ですから、処分が警察のでっちあげだとか、交通事故を起こしたのは自分ではないなどの、処分に対する不服があれば、ここで主張します。なお、正当な理由なく、この聴取の期日に処分対象者が出頭しない場合には、行政庁は、この意見聴取をしなくても、免許停止などの処分をすることができるとされています。

異議申し立てについて

なお、免許の停止、取り消しの処分については、処分を行った公安委員会に、行政不服審査法に基づく異議申し立てをすることができます。
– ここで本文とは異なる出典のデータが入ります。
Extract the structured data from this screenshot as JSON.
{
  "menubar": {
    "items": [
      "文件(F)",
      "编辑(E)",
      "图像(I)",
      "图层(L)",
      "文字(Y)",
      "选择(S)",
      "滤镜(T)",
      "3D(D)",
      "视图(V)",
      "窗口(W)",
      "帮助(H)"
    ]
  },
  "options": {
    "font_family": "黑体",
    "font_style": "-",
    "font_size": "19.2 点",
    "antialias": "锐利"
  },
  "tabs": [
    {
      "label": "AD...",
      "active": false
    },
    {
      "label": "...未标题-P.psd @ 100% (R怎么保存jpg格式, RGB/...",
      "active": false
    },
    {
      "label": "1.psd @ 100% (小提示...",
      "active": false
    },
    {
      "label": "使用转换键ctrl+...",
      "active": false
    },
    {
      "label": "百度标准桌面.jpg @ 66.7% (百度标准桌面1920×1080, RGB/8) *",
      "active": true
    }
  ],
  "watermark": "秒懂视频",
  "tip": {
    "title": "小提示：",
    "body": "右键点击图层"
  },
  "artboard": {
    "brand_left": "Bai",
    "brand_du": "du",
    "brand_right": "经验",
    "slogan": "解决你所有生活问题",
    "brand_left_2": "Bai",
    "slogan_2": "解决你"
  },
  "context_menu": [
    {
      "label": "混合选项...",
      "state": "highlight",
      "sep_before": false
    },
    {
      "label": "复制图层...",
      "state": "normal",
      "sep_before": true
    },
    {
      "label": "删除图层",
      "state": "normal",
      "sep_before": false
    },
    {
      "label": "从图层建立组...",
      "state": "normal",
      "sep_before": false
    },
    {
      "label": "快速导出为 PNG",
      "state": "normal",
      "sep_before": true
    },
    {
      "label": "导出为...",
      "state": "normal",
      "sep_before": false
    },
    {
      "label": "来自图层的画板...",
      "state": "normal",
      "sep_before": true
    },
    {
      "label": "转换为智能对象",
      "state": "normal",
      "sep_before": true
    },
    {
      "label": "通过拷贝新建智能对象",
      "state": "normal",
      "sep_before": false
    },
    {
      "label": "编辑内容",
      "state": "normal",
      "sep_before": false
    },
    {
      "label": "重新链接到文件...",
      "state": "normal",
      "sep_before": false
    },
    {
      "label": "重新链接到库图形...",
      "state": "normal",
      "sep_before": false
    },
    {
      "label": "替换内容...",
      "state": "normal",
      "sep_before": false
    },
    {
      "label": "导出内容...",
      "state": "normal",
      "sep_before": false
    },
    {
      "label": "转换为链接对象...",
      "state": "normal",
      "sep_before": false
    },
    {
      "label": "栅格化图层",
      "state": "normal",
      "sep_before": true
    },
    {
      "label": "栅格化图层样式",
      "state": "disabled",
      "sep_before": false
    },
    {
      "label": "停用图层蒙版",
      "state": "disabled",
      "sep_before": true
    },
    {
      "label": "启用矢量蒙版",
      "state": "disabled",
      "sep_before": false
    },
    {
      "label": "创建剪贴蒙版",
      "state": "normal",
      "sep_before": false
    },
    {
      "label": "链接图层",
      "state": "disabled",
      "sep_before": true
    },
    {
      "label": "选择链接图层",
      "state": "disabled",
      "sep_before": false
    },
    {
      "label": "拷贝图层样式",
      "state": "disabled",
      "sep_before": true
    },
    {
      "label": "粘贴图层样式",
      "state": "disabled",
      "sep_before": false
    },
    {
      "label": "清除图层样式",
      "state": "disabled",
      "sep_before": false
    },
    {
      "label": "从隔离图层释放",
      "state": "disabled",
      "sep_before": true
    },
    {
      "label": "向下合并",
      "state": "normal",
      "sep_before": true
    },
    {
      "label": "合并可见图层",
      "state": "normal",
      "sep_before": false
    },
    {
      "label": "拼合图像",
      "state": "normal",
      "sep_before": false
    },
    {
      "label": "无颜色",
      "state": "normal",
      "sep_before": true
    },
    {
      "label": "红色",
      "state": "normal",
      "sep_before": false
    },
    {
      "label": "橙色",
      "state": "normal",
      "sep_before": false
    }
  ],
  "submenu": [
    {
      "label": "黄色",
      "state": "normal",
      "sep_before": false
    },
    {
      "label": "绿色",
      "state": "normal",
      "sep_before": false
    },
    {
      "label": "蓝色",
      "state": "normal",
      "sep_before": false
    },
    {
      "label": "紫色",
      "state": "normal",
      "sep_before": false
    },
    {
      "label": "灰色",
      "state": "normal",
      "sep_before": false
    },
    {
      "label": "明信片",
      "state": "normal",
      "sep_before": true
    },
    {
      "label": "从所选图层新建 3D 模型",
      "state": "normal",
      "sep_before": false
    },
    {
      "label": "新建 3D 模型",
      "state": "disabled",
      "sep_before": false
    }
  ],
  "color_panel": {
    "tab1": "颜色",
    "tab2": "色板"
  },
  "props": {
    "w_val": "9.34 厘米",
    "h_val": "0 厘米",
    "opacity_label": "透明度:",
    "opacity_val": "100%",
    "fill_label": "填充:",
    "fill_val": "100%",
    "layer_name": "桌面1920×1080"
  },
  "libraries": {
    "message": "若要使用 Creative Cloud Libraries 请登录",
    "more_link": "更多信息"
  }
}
この異議申し立ては、処分を知った日から60日以内に行わなくてはなりません。

ただし、この審査は処分を行った行政庁が行いますから、異議申し立てをしても、処分が取り消されることはほとんどないと考えられます。

取消訴訟について

免許の停止、取り消しの処分について、公安委員会に異議申し立てをしたけれども、異議申立てを棄却する決定があり、処分が覆らない場合は、さらに、裁判所に対して、裁決取消訴訟を提起することができます。

なお、異議申し立てを行わず、裁判所に直接、行政処分の取消訴訟を提起することもできます。なお、この取消訴訟は、処分を知った時または公安委員会の決定(裁決)を知った時から6ヶ月以内に提起しなくてはなりません。

ただし、現実には、弁護士に依頼して争った場合でも、交通事故に関する免許停止や取り消しの処分が覆ることは、ほとんどないそうです。